DWill wrote: It's sort of similar to my not going to any superhero movies. I can't get past the lack of real suspense conferred by superpowers, and then I get totally bored with the action parts.
I am returning to this because it touches on some of the material in "Job" that I am working on. I actually agree with you 100 percent here. I was never very interested in working out what the "superpowers" made possible or not. I was a comic fan, but I strongly preferred Batman to Superman, and Spiderman or Daredevil to Thor or Hulk. And I think that kind of preference has something to do with literature and how it works. (Sorry for the effrontery of comparing Spiderman to literature - I do know better.)
Long ago in a high school Literary Humanities we were meant to write about the Homeric Hero, and I was intrigued to find a source arguing that such a hero must be Noble, Exemplary and Flawed. (I think this comes from Aristotle, but have always been too lazy to look it up). Exemplary and Flawed makes a great contrast. Nice tension. The invulnerability of, say, Superman is completely boring - that's why they invented kryptonite. But what is Noble doing in there?
It's a problem I chewed on for decades. The answer I sort of settled on (the most common one, I believe) is that the Noble families are unconstrained. They are in the best position to make actual decisions, which are the most meaningful parts of literature. One can dispute the idea that Oedipus, for example, is about choices in the sense that the noble leaders made them, but the choice to investigate his own past is arguably crucial.
This is an extension of the argument sometimes made that, before the industrial revolution one had to rule over others in order to be actually free from the compulsions of using time for material needs.
It's difficult to sell that kind of requirement these days. Most people make many genuine choices. We are all Noble now. But a person with "special powers" gives an unusual take on how choices are made.
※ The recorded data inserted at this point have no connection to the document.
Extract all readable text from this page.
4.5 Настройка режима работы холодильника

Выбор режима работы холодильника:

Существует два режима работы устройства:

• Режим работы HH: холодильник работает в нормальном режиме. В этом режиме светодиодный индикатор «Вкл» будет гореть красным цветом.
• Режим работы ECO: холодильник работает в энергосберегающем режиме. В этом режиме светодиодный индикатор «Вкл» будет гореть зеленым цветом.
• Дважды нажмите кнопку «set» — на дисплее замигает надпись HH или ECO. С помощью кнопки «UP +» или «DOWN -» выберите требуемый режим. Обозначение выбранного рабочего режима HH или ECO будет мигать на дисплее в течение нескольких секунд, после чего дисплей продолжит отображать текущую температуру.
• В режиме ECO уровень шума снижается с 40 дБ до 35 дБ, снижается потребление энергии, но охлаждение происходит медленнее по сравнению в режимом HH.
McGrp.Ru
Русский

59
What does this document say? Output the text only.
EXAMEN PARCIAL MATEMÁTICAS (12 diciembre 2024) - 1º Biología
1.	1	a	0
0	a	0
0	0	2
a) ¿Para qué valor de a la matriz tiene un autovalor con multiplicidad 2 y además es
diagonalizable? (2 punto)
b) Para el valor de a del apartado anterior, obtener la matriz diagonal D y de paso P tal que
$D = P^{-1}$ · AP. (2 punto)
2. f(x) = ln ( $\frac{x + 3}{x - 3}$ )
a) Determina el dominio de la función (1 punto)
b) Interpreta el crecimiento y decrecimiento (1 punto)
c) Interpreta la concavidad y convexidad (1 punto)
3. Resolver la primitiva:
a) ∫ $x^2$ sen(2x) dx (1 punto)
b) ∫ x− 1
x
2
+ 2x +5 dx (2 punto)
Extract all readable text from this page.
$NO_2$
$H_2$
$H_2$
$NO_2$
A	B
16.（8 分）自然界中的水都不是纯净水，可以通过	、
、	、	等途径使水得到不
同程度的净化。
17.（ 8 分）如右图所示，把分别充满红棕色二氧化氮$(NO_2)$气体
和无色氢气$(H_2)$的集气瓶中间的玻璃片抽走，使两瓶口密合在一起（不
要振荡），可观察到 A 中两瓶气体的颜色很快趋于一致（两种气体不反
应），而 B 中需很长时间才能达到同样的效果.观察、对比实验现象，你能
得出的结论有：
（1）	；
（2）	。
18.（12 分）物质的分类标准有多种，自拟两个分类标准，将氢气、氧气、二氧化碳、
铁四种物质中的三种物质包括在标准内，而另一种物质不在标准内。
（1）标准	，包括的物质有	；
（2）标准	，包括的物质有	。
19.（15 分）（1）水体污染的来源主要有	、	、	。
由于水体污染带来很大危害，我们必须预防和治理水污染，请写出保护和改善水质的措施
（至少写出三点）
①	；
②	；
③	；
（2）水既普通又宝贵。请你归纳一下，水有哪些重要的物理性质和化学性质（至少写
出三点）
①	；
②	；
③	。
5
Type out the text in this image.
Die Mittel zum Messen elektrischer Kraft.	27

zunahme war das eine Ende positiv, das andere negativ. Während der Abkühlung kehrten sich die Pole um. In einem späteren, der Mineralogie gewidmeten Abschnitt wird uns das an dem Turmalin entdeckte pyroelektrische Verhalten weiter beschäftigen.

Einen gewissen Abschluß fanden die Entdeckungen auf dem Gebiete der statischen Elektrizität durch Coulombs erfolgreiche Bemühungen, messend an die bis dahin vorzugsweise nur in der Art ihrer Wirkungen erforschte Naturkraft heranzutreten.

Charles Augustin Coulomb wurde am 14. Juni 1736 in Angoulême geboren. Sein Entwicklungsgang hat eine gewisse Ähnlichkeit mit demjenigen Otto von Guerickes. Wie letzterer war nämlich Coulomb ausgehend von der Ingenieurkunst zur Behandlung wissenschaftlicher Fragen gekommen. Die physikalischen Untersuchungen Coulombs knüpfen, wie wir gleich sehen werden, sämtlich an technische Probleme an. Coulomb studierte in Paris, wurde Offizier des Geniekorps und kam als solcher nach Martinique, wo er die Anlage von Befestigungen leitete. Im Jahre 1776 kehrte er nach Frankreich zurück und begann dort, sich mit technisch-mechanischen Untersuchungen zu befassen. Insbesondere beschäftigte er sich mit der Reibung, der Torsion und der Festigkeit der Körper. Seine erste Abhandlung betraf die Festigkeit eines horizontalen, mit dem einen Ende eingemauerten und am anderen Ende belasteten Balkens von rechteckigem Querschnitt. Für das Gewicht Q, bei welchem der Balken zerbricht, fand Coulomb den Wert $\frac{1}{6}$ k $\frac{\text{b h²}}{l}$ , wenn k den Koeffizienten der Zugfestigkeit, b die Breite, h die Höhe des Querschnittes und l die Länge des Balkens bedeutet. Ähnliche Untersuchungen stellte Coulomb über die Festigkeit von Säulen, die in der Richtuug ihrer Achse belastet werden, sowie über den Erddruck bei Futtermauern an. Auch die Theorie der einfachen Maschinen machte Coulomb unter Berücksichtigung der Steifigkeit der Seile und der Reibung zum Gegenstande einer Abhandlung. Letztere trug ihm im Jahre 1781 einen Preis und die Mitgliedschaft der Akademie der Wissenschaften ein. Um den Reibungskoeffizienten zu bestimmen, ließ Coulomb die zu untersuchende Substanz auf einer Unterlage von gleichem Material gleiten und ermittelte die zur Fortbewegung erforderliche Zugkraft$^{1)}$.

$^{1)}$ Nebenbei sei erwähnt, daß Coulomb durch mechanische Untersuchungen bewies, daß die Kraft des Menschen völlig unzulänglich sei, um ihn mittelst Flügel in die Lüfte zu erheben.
The Hunter's Wife has a certain compulsion to know what is going on with her visions, and then (shades of Joseph Campbell) a certain compulsion to use it for other people's release from the misery of loss. (And does the compulsion mirror the Hunter's pursuit of her and his "forced moves" to confront nature? I rather think so.)
But for these special situations to resonate for us, of course, we have to be able to find the choices meaningful. So my linkage to the writer's craft (and I am pretty sure, after reading "All the Light We Cannot See," that it was intentional) gave me a way to reflect on it, query it, and see what I thought about the result.
I'm afraid "Who would win, Superman or Thor?" has no such suspense, and no way to connect with and identify with their exalted natures.
DWill wrote:Take the completely bizarre final scene where we realize the college president has assembled people for a formal dinner and has brought the coffins of his wife and children so that the unnamed wife can work her healing magic. Doerr must be intentionally pushing the bounds of realism, for what purpose I don't have a good idea, but he had to have known that the reader would find this assembly very strange and spookifying. It's a horror story in reverse.
I pulled this out as well because I thought it was a good observation about Doerr's atmospherics. He pushes right up to the limits of willingness to suspend disbelief, which is maybe a reflection of the requirements of writing in a less conflictive mode.
I suspect Doerr had a particularly poignant point to illustrate in using a college president (a "Noble" in today's world). He has ascended to the heights of his culture's respect (unless his college has a competitive football team, but we won't go into that) and is ready to throw them aside for his intimate relationships. The atmospherics emphasize, I think, that his position with its robes and ceremonies can as easily hearken to the shamanic otherworldliness of a Wise Man as to the representations of splendor by which the old potentates held the peasants in awe. It raises questions about what impresses us, and whether we should be looking behind the curtain.